Saturday, February 5, 2011

No Beginning, No End...

I've been reading previously published stories for my Alien Contact anthology, to be published by Night Shade Books in November. This reading is an ongoing process amidst everything else I do, other deadlines that I have. See my previous blog post, "We Have Alien Contact," for background on this anthology, including a complete listing of the stories (so far) that have been submitted and/or recommended to me, in addition to stories that I myself have added to the list as well.

Currently I'm reading the novella-length story "Bradbury Weather" by Caitlín R. Kiernan, which was originally published in 2005 in Subterranean Magazine issue #2. The story is included in the author's science fiction collection, A Is for Alien, also published by Subterranean Press, in 2009. Caitlín recommended two stories to me that she felt would be appropriate for the anthology, and kindly provided me with a review copy of A Is for Alien in PDF format, which I am now able to read on my new Sony PRS-950 Daily Edition eReader. (I already have a blog post planned on the eReader and related issues.)

I don't recall ever quoting a fictional character in one of my blog posts, so this is probably a first. But I was so taken with a quote in the opening paragraph of "Bradbury Weather" that I had to post it here.
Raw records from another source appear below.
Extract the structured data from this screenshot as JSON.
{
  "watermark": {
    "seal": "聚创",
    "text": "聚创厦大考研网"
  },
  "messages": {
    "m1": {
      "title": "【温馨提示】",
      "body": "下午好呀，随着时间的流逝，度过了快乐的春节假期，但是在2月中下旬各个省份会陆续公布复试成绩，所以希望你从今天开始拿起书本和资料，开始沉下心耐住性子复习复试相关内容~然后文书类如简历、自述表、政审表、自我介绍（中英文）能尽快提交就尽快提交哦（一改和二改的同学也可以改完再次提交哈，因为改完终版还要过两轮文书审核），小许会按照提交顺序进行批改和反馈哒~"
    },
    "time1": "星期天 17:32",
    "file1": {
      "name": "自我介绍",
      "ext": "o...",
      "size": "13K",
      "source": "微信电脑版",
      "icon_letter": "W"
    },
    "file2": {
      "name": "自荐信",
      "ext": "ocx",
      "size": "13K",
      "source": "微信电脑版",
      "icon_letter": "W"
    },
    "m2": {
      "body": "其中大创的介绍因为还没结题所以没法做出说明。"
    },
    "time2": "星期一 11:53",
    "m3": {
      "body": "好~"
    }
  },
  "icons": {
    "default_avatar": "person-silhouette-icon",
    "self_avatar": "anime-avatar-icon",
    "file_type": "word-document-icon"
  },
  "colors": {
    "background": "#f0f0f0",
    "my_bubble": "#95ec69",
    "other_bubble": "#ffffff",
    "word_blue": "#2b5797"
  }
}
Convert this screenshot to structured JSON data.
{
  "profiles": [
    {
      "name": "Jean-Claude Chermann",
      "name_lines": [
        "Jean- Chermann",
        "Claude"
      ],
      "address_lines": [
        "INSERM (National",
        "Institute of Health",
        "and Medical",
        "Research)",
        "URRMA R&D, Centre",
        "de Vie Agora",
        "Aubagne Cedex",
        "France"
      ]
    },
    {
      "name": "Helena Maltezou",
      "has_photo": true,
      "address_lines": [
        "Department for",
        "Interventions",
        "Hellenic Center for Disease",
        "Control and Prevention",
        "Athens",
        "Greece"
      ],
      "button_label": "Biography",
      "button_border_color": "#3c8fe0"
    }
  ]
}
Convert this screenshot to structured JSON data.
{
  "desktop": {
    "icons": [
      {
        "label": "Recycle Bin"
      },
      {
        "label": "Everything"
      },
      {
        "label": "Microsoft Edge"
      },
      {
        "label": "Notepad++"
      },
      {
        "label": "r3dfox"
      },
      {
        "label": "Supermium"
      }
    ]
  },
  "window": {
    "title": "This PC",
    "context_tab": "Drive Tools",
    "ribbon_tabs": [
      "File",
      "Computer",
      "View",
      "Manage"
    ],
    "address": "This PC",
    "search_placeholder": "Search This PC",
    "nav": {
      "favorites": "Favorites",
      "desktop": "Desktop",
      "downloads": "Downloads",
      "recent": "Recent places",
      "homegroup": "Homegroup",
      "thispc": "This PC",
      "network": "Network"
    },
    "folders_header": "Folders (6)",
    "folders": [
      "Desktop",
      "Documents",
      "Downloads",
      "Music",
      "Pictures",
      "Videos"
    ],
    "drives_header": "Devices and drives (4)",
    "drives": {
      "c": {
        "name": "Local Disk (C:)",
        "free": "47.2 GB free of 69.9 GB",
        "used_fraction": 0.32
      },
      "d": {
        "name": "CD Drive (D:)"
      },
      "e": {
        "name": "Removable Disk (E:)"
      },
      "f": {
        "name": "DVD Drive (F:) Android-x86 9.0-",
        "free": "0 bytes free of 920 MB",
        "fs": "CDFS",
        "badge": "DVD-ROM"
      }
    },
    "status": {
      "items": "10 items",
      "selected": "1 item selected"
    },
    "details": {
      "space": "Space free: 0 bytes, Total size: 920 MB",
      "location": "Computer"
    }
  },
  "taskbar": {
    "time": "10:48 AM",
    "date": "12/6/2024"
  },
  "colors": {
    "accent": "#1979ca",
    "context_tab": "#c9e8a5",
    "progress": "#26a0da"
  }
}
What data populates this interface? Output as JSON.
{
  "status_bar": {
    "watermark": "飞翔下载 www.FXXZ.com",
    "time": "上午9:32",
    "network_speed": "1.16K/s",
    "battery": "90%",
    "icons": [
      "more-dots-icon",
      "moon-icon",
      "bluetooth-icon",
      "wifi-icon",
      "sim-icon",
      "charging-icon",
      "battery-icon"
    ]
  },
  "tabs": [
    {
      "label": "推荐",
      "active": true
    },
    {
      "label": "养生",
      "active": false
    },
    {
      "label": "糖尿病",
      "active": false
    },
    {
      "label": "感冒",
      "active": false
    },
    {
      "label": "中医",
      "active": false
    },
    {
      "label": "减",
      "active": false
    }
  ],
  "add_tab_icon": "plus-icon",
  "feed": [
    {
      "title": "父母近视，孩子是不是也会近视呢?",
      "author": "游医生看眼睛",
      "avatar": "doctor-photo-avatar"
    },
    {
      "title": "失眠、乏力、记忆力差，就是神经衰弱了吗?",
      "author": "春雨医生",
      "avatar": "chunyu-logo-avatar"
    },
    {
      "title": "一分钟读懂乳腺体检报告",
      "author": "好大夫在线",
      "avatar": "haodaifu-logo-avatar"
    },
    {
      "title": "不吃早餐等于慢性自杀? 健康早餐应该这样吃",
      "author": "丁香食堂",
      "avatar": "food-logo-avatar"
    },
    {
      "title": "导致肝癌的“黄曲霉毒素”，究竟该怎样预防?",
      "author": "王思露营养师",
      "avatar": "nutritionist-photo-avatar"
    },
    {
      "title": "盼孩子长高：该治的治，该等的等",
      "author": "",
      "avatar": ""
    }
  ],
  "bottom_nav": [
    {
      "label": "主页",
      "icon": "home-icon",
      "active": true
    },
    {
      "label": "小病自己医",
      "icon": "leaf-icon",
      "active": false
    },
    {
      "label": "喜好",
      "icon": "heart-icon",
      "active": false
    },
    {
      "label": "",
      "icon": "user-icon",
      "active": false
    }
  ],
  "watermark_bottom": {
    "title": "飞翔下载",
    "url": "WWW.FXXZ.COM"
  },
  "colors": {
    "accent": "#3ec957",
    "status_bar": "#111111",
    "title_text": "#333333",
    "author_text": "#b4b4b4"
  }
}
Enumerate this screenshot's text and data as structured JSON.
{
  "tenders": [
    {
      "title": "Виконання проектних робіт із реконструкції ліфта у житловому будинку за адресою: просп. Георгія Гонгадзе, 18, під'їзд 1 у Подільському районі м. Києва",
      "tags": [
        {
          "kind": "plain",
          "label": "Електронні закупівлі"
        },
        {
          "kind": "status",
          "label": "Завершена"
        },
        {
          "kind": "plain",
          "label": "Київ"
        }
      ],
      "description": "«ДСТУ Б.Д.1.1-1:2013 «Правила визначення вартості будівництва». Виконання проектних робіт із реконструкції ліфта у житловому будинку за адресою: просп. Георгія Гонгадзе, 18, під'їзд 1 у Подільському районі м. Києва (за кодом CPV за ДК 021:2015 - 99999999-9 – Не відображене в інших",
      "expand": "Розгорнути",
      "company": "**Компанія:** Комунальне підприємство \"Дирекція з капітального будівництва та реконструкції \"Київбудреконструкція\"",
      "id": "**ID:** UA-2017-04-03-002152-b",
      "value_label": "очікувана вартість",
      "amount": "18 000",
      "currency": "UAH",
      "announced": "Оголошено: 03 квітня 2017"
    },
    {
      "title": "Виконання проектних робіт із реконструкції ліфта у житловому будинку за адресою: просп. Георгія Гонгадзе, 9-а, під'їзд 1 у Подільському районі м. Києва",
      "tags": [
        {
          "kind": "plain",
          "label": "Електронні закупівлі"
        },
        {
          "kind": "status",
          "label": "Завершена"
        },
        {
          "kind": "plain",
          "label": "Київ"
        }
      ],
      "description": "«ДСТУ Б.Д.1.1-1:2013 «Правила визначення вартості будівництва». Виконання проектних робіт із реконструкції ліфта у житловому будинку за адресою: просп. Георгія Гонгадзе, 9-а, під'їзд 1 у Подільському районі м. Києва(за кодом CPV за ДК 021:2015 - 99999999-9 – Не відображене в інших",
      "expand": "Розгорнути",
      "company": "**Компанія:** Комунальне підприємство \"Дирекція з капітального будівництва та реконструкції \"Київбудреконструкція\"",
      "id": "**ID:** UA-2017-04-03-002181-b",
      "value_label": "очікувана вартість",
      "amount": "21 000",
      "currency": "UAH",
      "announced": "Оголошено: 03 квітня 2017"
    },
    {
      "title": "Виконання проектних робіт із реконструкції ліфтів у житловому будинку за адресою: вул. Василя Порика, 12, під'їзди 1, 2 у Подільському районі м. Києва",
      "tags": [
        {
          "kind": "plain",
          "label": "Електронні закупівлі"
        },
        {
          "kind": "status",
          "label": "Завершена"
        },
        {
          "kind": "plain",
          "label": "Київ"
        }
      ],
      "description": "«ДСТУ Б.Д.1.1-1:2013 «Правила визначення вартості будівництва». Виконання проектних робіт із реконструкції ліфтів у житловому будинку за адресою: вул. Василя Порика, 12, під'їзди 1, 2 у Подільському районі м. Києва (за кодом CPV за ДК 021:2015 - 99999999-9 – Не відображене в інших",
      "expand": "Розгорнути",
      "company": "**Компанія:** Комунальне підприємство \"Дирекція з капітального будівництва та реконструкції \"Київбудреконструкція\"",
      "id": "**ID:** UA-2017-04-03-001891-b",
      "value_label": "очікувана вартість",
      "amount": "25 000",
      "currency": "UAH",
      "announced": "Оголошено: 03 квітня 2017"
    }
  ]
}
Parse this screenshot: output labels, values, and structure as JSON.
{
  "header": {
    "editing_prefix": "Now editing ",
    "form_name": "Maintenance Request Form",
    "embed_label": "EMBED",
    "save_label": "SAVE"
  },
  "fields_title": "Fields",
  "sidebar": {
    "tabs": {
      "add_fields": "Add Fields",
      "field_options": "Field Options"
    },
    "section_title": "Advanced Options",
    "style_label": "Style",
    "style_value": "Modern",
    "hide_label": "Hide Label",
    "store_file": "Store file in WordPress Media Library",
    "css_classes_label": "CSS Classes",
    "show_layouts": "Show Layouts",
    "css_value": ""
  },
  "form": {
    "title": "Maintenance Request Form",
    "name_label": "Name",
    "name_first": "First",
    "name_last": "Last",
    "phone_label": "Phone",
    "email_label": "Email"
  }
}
The paragraph appears in a collection of proverbs written by an anonymous Gyuto monk; the book is in the possession of Dorry, the protagonist in the story:

No story has a beginning, and no story has an end. Beginnings and endings may be conceived to serve a purpose, to serve a momentary and transient intent, but they are, in their truer nature, arbitrary and exist solely as a construct of the mind of man." ― a Gyuto monk
So is the monk simply referring to the beginning and end of an actual story? Or is he referring to the story of one's life? Or am I just toying with some philosophical conundrum that really has no meaning whatsoever other than to occupy a few lines in the opening paragraph of a fictional story? Indeed, this is a quote from a fictional character in a work of fiction, but then again aren't these words, in some, albeit creative, way, spoken, or at least written, by the author herself?

By the way, the protagonist reads that one paragraph one last time, three pages before the end of "Bradbury Weather": "I open the book and read the words aloud again, the words underlined in red ink, that I might understand how not to lose my way in this tale which is almost all that remains of me."